Bail is usually denied for those charged with blasphemy. Trials are expensive and can last for years. Worse: They can take years to begin.For example, Riaz Ahmad, his son and two nephews, all Ahmadis, have been imprisoned since their arrest in November 1993. They were detained on the vague allegation that they had "said something derogatory." Local people in Piplan, Mianwali District, say that rivalry over Ahmad's position as village headman is the real motivation for the complaint against him. Their trial has yet to begin.
Anwar Masih, a Christian from Samundri in Punjab, has been in detention since February 1993 when a Muslim shopkeeper alleged that Masih insulted the prophet during an argument over money.
Roman Catholic Bishop John Joseph, a Pakistani human rights campaigner, had been leading a campaign against the blasphemy law and said he felt he was getting nowhere when he took his own life on May 6, 1998. He had failed to find a lawyer willing to take the case of convicted blasphemer Ayub Massih, a Christian.Massih's family had applied to a government program that gives housing plots to landless people. The local landlords, who brought the allegations against him, resented this because landless Christians work in their fields in exchange for a place to live. By getting a plot of land Massih would have escaped his bondage.
"Most of these cases," concludes Amnesty International in its latest report on Pakistan, "are motivated not by the blasphemous actions of the accused, but by hostility toward members of minority communities, compounded by personal enmity, professional jealousy or economic rivalry."
The bishop's suicide put international pressure on Pakistan's rulers. Benazir Bhutto, who was then prime minister, approved two amendments to the penal code designed to reduce the abuses of Section 295. The number of arrests has dropped, but the law remains intact. When Musharraf seized power in October 1999, he talked about wanting to move Pakistan toward progress and tolerance. He suggested mild changes to the blasphemy law in April 2000, but withdrew them under pressure from religious elements the following month. That is where the matter rests.

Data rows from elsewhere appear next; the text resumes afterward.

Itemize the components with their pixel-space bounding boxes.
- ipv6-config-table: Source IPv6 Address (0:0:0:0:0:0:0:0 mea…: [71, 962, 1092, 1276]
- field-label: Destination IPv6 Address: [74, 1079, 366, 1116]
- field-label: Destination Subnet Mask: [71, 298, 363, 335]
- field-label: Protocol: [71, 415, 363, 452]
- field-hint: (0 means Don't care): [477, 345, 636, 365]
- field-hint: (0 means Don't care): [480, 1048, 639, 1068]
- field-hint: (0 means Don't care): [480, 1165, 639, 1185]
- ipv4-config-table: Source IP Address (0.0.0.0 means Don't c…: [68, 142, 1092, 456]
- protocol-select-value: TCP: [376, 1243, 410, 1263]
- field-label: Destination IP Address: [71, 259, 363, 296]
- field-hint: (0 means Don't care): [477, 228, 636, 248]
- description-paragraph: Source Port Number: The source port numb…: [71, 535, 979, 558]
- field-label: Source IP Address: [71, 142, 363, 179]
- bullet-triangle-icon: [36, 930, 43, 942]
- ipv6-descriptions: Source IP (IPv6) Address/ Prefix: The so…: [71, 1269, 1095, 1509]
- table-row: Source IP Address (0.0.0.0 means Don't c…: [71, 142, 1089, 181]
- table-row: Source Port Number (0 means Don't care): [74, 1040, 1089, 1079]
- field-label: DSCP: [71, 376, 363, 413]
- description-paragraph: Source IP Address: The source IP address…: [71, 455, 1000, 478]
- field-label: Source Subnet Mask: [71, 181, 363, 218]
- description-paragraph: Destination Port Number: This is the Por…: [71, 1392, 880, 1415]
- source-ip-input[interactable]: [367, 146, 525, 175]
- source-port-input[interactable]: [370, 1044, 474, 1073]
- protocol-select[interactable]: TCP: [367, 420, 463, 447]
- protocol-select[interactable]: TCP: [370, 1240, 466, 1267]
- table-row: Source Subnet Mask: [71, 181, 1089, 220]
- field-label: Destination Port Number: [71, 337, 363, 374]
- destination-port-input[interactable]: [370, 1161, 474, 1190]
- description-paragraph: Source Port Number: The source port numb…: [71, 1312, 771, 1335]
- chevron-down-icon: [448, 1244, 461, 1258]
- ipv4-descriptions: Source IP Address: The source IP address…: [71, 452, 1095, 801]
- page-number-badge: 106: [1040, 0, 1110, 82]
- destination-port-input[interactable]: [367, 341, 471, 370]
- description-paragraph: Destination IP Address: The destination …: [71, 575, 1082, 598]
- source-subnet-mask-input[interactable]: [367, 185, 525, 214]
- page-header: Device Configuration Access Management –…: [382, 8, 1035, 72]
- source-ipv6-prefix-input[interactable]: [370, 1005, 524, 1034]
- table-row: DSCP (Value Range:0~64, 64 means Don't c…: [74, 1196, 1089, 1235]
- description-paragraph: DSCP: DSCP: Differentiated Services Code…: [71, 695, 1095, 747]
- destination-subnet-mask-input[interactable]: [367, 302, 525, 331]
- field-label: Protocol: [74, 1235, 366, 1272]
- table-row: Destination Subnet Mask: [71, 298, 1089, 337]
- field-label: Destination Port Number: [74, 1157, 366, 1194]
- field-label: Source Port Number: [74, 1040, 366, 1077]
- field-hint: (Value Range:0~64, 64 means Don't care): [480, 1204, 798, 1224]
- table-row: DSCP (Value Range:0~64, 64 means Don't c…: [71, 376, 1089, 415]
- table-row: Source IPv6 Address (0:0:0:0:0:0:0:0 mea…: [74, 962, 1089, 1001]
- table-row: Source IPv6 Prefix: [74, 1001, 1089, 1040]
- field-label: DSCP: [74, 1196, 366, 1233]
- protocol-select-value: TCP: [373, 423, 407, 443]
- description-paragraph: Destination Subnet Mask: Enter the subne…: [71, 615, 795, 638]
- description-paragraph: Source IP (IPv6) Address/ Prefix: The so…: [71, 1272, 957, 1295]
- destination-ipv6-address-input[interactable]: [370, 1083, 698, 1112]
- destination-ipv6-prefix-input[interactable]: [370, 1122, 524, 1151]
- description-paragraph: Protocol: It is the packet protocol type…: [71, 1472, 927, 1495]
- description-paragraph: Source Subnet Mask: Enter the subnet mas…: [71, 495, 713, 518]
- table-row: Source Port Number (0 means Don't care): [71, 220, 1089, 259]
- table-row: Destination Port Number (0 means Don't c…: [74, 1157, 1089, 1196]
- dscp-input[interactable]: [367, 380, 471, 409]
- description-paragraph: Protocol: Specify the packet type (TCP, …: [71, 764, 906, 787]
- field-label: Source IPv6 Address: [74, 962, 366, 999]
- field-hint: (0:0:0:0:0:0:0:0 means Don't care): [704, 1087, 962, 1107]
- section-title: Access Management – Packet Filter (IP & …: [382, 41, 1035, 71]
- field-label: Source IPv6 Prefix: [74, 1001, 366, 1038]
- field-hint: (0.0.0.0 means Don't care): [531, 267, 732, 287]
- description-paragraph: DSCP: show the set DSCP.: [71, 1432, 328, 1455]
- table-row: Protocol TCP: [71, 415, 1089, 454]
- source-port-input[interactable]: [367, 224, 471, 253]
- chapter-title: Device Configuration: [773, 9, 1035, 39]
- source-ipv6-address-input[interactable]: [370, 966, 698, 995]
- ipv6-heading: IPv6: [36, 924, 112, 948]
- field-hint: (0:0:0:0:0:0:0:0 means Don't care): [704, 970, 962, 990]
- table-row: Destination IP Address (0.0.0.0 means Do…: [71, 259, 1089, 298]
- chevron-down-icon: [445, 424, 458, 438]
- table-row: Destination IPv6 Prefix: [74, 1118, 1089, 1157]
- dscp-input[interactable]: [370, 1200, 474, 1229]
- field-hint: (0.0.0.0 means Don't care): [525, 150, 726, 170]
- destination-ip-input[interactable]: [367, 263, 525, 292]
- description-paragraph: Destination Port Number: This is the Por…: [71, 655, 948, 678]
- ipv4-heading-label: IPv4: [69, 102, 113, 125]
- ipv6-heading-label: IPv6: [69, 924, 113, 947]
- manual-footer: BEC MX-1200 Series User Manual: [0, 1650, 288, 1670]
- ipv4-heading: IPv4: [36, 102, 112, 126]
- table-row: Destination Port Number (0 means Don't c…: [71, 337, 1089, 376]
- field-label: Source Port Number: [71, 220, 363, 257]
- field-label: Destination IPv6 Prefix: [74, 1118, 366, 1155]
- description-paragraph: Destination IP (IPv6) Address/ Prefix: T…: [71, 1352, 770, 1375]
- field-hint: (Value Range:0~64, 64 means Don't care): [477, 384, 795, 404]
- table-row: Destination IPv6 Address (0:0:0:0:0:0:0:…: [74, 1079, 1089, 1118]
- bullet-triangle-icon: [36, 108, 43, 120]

Musharraf recently ratified his presidency for five more years with his "landslide victory" in a widely questioned referendum. Both commander in chief of the army and president, he is the most powerful man in Pakistan. He can cause meaningful change. Islam expects the ruler to show high moral authority, but no ruler has dared to reexamine the blasphemy law in the light of Islamic law itself. Musharraf should consider the Koranic verse that says, "There is no compulsion in religion."
If he is to move his country toward the tolerant and modern Muslim nation envisioned by Pakistan's founder, Musharraf must begin by taking this important first step: reopening the case of Sheikh and other alleged blasphemers who await death and showing the justice, compassion and mercy that Islam requires.
Akbar Ahmed is the Ibn Khaldun Chair of Islamic Studies and professor of international relations at American University and the author, most recently, of "Islam Today: A Short Introduction to the Muslim World" (I.B. Tauris).